Best Off-Road Tips for the Desert
Heading to the desert for the first time can be intimidating and, while there aren’t many “official” rules for off-roading in the desert, there are definitely some unwritten rules that you should learn.
Picking up on what the seasoned off-road veterans know by heart can be challenging, so we’ve put together a few tips to help you prepare for what’s ahead.
Be Aware of Your Surroundings
Reaction times can vary from one driver to the next, but behind the wheel it’s always important to act fast if you want to avoid colliding with another vehicle. Always stay alert and assume the worst case scenario – that there may be another driver over the next hill that may seemingly come out of nowhere.
There are major differences between driving on the road and riding in the sand, so it’s a good idea to pace yourself and get to know your vehicle first.
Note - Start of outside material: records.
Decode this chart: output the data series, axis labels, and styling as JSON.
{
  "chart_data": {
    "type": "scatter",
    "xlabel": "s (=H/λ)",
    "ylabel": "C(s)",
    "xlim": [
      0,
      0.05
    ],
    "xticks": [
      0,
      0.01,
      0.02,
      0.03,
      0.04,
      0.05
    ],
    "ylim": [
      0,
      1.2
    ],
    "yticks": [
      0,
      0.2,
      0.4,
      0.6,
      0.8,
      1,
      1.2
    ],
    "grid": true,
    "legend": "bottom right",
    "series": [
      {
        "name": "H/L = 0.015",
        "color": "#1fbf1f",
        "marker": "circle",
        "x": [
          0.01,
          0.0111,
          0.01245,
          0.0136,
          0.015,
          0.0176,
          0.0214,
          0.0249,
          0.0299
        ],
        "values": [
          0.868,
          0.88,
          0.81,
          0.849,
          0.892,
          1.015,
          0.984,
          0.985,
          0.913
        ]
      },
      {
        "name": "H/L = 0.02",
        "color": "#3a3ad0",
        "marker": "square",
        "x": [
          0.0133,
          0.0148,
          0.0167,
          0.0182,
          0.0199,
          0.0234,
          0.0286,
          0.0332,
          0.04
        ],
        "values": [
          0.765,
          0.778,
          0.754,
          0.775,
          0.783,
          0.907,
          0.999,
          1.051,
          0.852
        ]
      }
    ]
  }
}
Until you feel absolutely comfortable, it’s a good idea to practice riding along the ridges while getting a feel for your vehicle’s speed, brakes, and turning.
Ride With A Group
If you are a first-time driver rider, we recommend you ride in riding with a group with and a leader who knows what they are doing in the desert.
You‘ll learn a lot from them and you‘ll be much safer.
Just don‘t be that guy who tries to keep up with the leader to the point of putting their safety at risk. At every fork in the road, wait for the rider behind you to confirm that they’re following the group.
There is safety in numbers and it’s worse to lose one car in the desert than to lose two.
Communicate With Other Riders
Let other riders know how many people are in your group while passing so that they know how many additional riders to expect. Sometimes two-way trails are tight with blind corners and only wide enough for one car at a time, so it can be sketchy if you’re both trying to get through the same trail at the same time.
Slowdown in the Desert Campgrounds
No one likes the guy who rips through the campsite without giving a damn about anyone else. If you want to pin it, ride away from the camp into the open desert.
Use an Off-Road Spotter
Always use a spotter while climbing blind hills. Jumping a hill without knowing what’s on the other side could easily result in a collision with someone coming the other way or parked over the crest.
Make sure you get the green light from your spotter for safe passage to help you avoid a crash.
Help Other Riders
When you see someone who you think might need assistance on the trail, help them. Taking the time to check for a thumbs up or down when passing by another rider can make a big difference in someone’s experience.
It could be a dangerous to find yourself stuck in the desert alone so taking a minute to make sure that a fellow rider isn’t broken down could be potentially life saving.
Just be sure to not compromise your own safety while doing so.
Pull Over Out of the Way
If you’re stopping for a break with a group, make sure you’re parked well off the trail to prevent crashes/injuries.
It’s easy to forget that you might be blocking the path of other riders while you’re hanging out with your buddies and you shouldn’t rely on other riders using spotters.
Be Considerate of Other Riders
Allow those approaching from behind to pass if you driving slower. If you must pass traffic, be respectful and do not dust them out.
Always Carry A Recovery Tow Strap
Although most people are willing to help, they may not always have the right equipment to do so.
Always have a tow strap and extra tools with you so that you don’t have to rely on other riders’ equipment in your time of need.
Understand the Right of Way
Don’t start up a steep hill until the car in front makes it over. It is unlikely they will notice you charging up behind them if they don’t make it over and have to backup down the hill.
Uphill traffic always has the right of way.
Respect the Desert’s Locals
Don’t disrespect the towns and riding destinations. Be aware of speed limits and keep your noise to a minimum.
Before leaving, make sure to pick up all of your trash. Your goal should be to leave these towns “off-road friendly” and looking better than before you got there.
Be Prepared for Anything
Keep water and snacks with you while riding. You never know when you or someone in your group will break down and it’s always possible that you might be spending hours sitting in the desert.
It’s always a good idea to have snacks and water on hand in case of emergency!
DON’T BE INTIMIDATED By The Desert
After your first trip into the desert, it’s likely to be the place that you’ll always want to come back to. Compared to the linear setup of traditional off-road trails, the desert offers an extremely open riding environment that’s always has more to offer.